If you’re looking to get a last-minute ticket to the Paris Olympics, you won’t find them on the popular ticketing services Ticketmaster, Vivid Seats, SeatGeek or any other provider. Ticket sales for the upcoming games have been consolidated into one French-based platform for direct sales and resales and one global platform for hospitality and ticket packages operated by On Location.
The ticketing platforms locked out say it’s no big deal. “When it comes to the Olympics, as the games are in Paris, we (SeatGeek) wouldn’t be offering tickets anyway as we are not the games’ primary ticket technology partner and our resale marketplace is only available in the U.S.,” said SeatGeek spokesman Cameron Papp in an email. Ticketmaster parent Live Nation declined to comment while Vivid Seats didn’t respond to a request for comment.
But there’s little doubt the ability to sell tickets to the Paris Games is a potentially sizable opportunity companies have missed out on. Three years ago, On Location won the rights to be the global hospitality provider for the Paris Olympics as well as the 2026 Winter Games in Milan and the subsequent Summer Games in Los Angeles. Giving the contract to one firm is part of the International Olympic Committee’s goal to tighten up ticketing for future games. Endeavor Group Holdings, the parent of On Location, told Wall Street via chief financial officer Jason Lublin in May 2023 that it anticipates “multiple nine-figure profit opportunities across the three Olympic Games.”
Much of that $100-million-plus profit opportunity for On Location comes not from the tickets themselves, but from the experiential add-ons it packages around the events it has access to. That includes €2,850 to watch the ceremony from a riverside café with drinks and €8,500 for a center court seat and lounge access at the men’s basketball finals. Add on more money—in some cases a lot more—for hotels and tours the company provides. To buy comparable Seine-bank opening ceremony seats through the Olympic Committee’s platform, the IOC asks for €2,700 and doesn’t list any tickets available for the men’s final.
Excluding the profit margins that come with hospitality, the ticket-selling opportunity appears significant. More than a decade ago, Ticketmaster had exclusive rights to sell tickets for the most comparable games to Paris, the 2012 London Olympics. Specific figures are hard to parse because Live Nation purchased Ticketmaster partway through the selling window and excluded Olympic revenue in its sales and income breakouts in financial reports. Still, for its 2012 earnings Live Nation reported an 18% jump in adjusted operating income from “exceptional” London ticket sales, the company said at the time. It then saw the lack of the Olympics the next year largely offset a strong year’s growth in all its other sports and concerting ticket sales.

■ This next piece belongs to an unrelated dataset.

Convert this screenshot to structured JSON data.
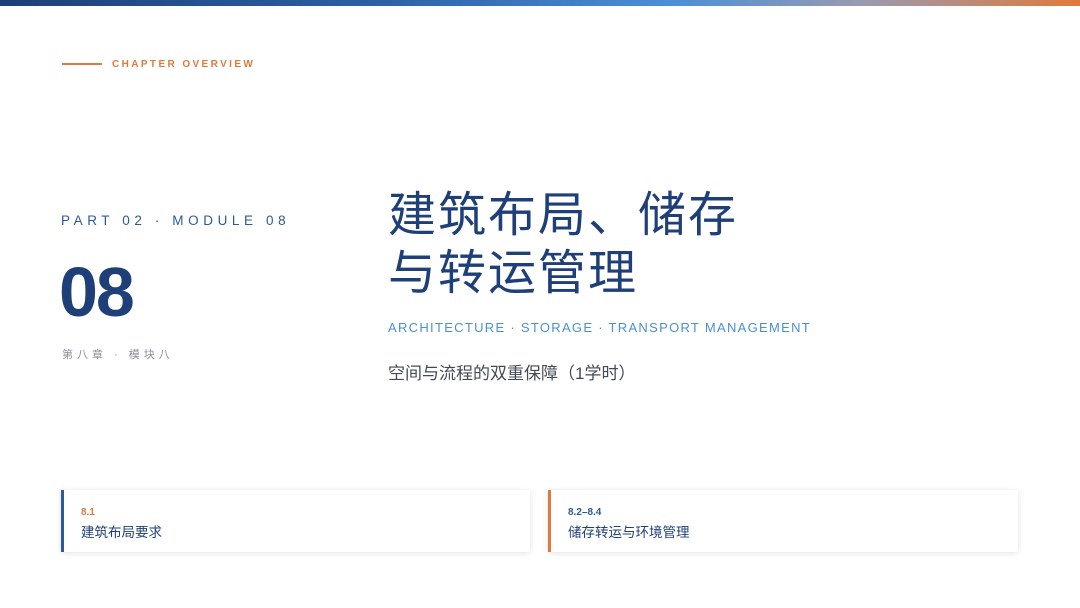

Missing out on the Olympics also probably pinches efforts to expand internationally by Live Nation and Vivid, the two largest publicly traded ticketing businesses. Live Nation says it sees 70% of new tickets now sold outside the U.S.—about half of that from Europe, the company said in May. Vivid, meanwhile, accelerated a planned expansion with an eye toward offering service internationally later this year, though it sees non-U.S. growth as driven mainly by concerts and theater, rather than sports.
The companies don’t claim any impact from the lack of Olympics business. Vivid expects to produce about $825 million in revenue this year, according to the midpoint of guidance given to analysts, a jump of 16% over last year. Sports accounts for 40% of the gross value of tickets it sells, with the NFL, NBA, MLB, NHL, soccer, college football and basketball its main sports areas, none of which account for more than high-single-digit percentage of gross sales. Women’s sports, pro wrestling and UFC are showing strong momentum this year, according to Vivid.
Wall Street expects Live Nation revenue to rise 8% this year to $24.7 billion, thanks in large part to double-digit sales in U.S. and foreign concert festivals the company runs. Still, sports do offer some growth opportunities, such as evolving Ticketmaster to generate more sports-related sales to fans as they buy tickets. “You’re going into the playoff game in here tomorrow night. You’re taking your kids. So do you want to get a jersey with that and have that delivered same day so that they can wear their favorite player’s jersey?” said Live Nation chief financial officer Joe Berchtold at a May J.P. Morgan conference.
Sounds great, just not for the Olympics.